Le paysan d'Alaise (3.1)...

 

LE
PAYSAN D'ALAISE
RECIT JURASSIEN
Chapitre 3.1
 

       Michel était cependant plus découragé que jamais. Il n’avait plus qu’un désir, oublier Cyprienne, l’effacer de sa vie. Le moment des coupes était arrivé. Tant que dura ce travail, l’excessive fatigue du corps et la compagnie des autres bûcherons le protégèrent encore contre ses pensées noires ; mais, la neige une fois venue, il dut rentrer dans sa solitude. L’hiver, toujours fort rigoureux dans le Jura, fut cette année-là plus long et plus rude encore que de coutume. Le pauvre garçon ne quittait le Fori que deux fois par semaine, le dimanche pour aller à la messe et le mercredi ou le jeudi pour renouveler ses provisions. Sarraz n’ayant point d’église, il allait à la messe à Nans ou à Myon, mais jamais à Alaise, où il s’était promis de ne pas retourner avant que Cyprienne ne l’y appelât. Les cinq autres jours, il ne lui restait pour ressources contre lui-même que son corbeau Colas et quelques vieux livres dépareillés, déjà lus vingt fois. Partout autour de lui s’étendait le désert de neige, immense, éblouissant de beauté sereine, mais plein aussi de tristesse navrante et froid comme la mort. Le silence n’en était troublé que par les croassemens de quelques corbeaux affamés, et pendant la nuit par les hurlemens des loups. Sous l’impression de cette nature désolée et lugubre, le pauvre charbonnier n’invoquait plus Cyprienne ; il invoquait presque la mort. Certaine après-midi où soufflait une bise glacée, un oiseau vint frapper du bec à la fenêtre du charbonnier, qui courut ouvrir. L’oiseau entra ; c’était un bouvreuil. À peine réchauffé, il se mit à siffler un air, comme pour remercier son hôte, précisément l’air que Michel avait entendu chez Cyprienne. Dans un de ses accès de colère contre Gaspard, celle-ci n’avait rien voulu garder qui vînt de lui, et l’étourdie avait lâché l’oiseau, sans penser ni à la neige ni au froid. Le charbonnier s’empressa de lui donner à manger, il le caressa et le baisa mille fois.

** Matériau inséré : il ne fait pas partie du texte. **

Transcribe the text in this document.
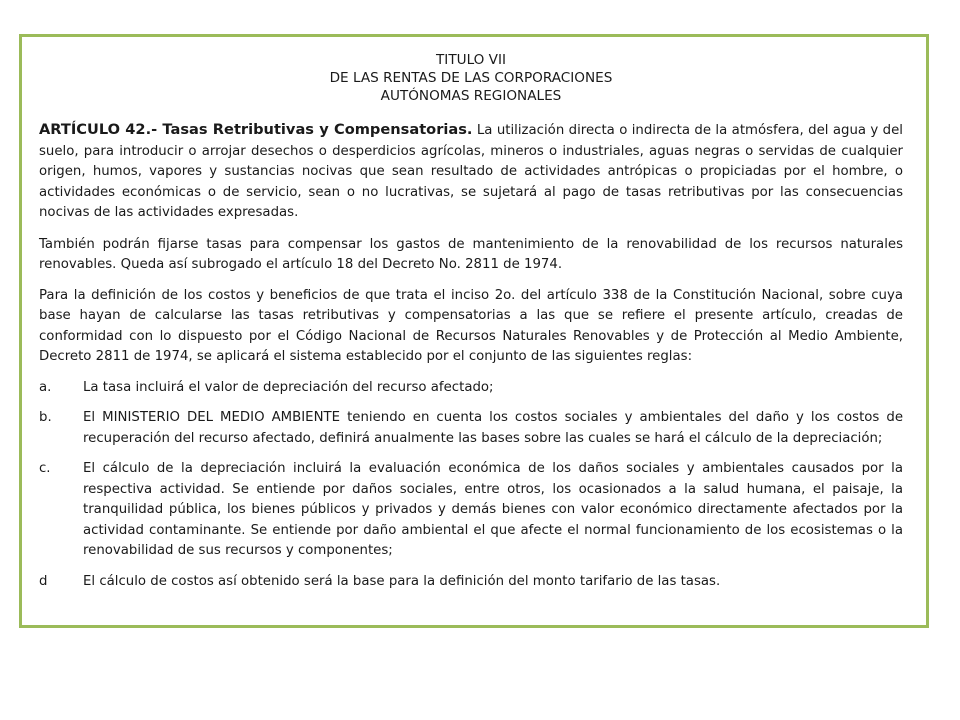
TITULO VII
DE LAS RENTAS DE LAS CORPORACIONES
AUTÓNOMAS REGIONALES

ARTÍCULO 42.- Tasas Retributivas y Compensatorias. La utilización directa o indirecta de la atmósfera, del agua y del suelo, para introducir o arrojar desechos o desperdicios agrícolas, mineros o industriales, aguas negras o servidas de cualquier origen, humos, vapores y sustancias nocivas que sean resultado de actividades antrópicas o propiciadas por el hombre, o actividades económicas o de servicio, sean o no lucrativas, se sujetará al pago de tasas retributivas por las consecuencias nocivas de las actividades expresadas.

También podrán fijarse tasas para compensar los gastos de mantenimiento de la renovabilidad de los recursos naturales renovables. Queda así subrogado el artículo 18 del Decreto No. 2811 de 1974.

Para la definición de los costos y beneficios de que trata el inciso 2o. del artículo 338 de la Constitución Nacional, sobre cuya base hayan de calcularse las tasas retributivas y compensatorias a las que se refiere el presente artículo, creadas de conformidad con lo dispuesto por el Código Nacional de Recursos Naturales Renovables y de Protección al Medio Ambiente, Decreto 2811 de 1974, se aplicará el sistema establecido por el conjunto de las siguientes reglas:

a.	La tasa incluirá el valor de depreciación del recurso afectado;
b.	El MINISTERIO DEL MEDIO AMBIENTE teniendo en cuenta los costos sociales y ambientales del daño y los costos de recuperación del recurso afectado, definirá anualmente las bases sobre las cuales se hará el cálculo de la depreciación;
c.	El cálculo de la depreciación incluirá la evaluación económica de los daños sociales y ambientales causados por la respectiva actividad. Se entiende por daños sociales, entre otros, los ocasionados a la salud humana, el paisaje, la tranquilidad pública, los bienes públicos y privados y demás bienes con valor económico directamente afectados por la actividad contaminante. Se entiende por daño ambiental el que afecte el normal funcionamiento de los ecosistemas o la renovabilidad de sus recursos y componentes;
d	El cálculo de costos así obtenido será la base para la definición del monto tarifario de las tasas.
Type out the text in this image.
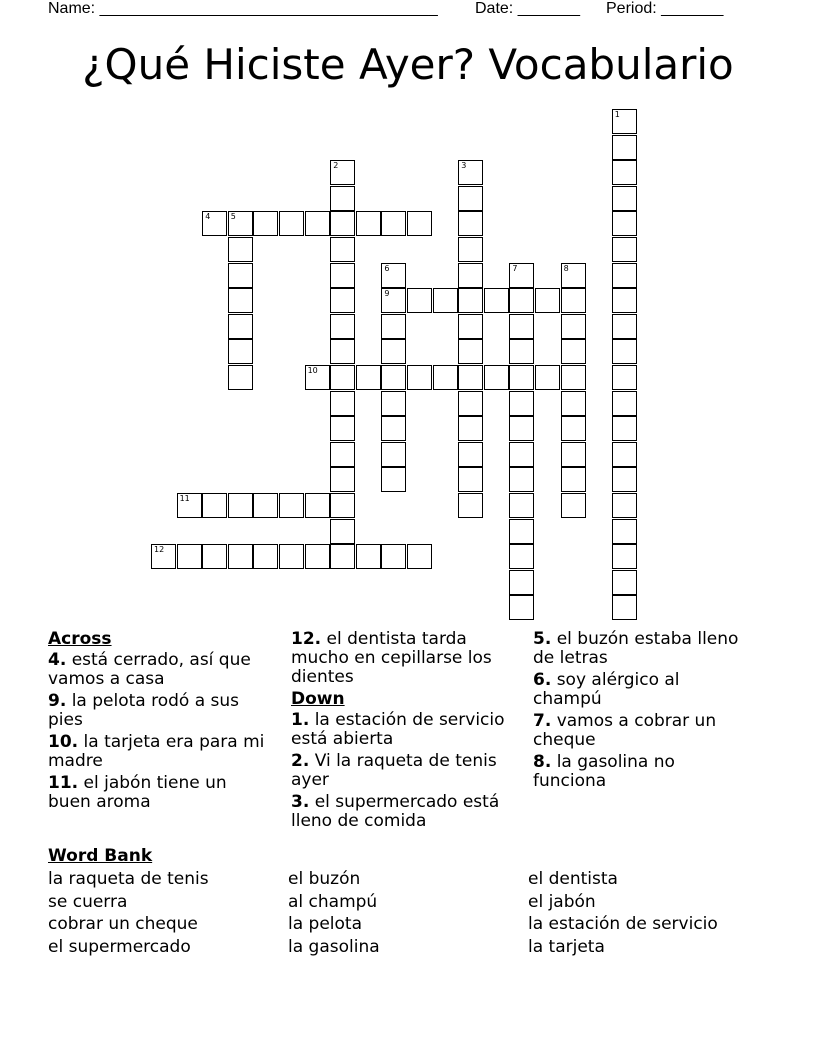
Name: ______________________________________ Date: _______ Period: _______
¿Qué Hiciste Ayer? Vocabulario
1
2	3
4	5
6
9
7	8
10
11
12
Across
4. está cerrado, así que vamos a casa
9. la pelota rodó a sus pies
10. la tarjeta era para mi madre
11. el jabón tiene un buen aroma
12. el dentista tarda mucho en cepillarse los dientes
Down
1. la estación de servicio está abierta
2. Vi la raqueta de tenis ayer
3. el supermercado está lleno de comida
5. el buzón estaba lleno de letras
6. soy alérgico al champú
7. vamos a cobrar un cheque
8. la gasolina no funciona
Word Bank
la raqueta de tenis
se cuerra
cobrar un cheque
el supermercado
el buzón
al champú
la pelota
la gasolina
el dentista
el jabón
la estación de servicio
la tarjeta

Michel était couché depuis longtemps, mais il n’avait pu s’endormir encore. Tout à coup il lui sembla que la montagne s’emplissait d’une étrange clarté. Il se hâta de sortir. Une immense lueur planait sur la forêt avec des oscillations pareilles à celles de l’éclair. Michel jeta les yeux du côté de Sarraz ; tout le village était en feu. Le jeune homme s’élança pour porter secours, courant droit devant lui et sans s’inquiéter des amas de neige où il enfonça plus d’une fois jusqu’à la ceinture. Rien de plus affreux que le commencement d’un incendie nocturne, surtout dans les villages du Jura, où le désastre et l’horreur sont aggravés encore par les amoncellemens énormes de foin dans la grange, par les toits, la plupart en bardeaux, l’absence de pompes, le manque presque absolu d’eau et la difficulté des chemins. Les paysans, réveillés en sursaut, à peine vêtus, noircis par la fumée et le feu, les cheveux en désordre, l’épouvante sur le visage, s’agitent et courent en tout sens, sans savoir ni où ils vont ni ce qu’ils doivent faire. Les enfans crient et pleurent en demandant leurs mères. Les bœufs, à peine sortis des écuries, s’élancent tout effarés à travers le village, et dans leur course furibonde renversent tout devant eux. La flamme menace les maisons voisines du foyer de l’incendie : point de pompes ! Les flammèches s’abattent comme une pluie de feu sur les toits les plus éloignés : point d’eau ! De toutes parts ce cri retentit : « De l’eau, ou tout est perdu ! »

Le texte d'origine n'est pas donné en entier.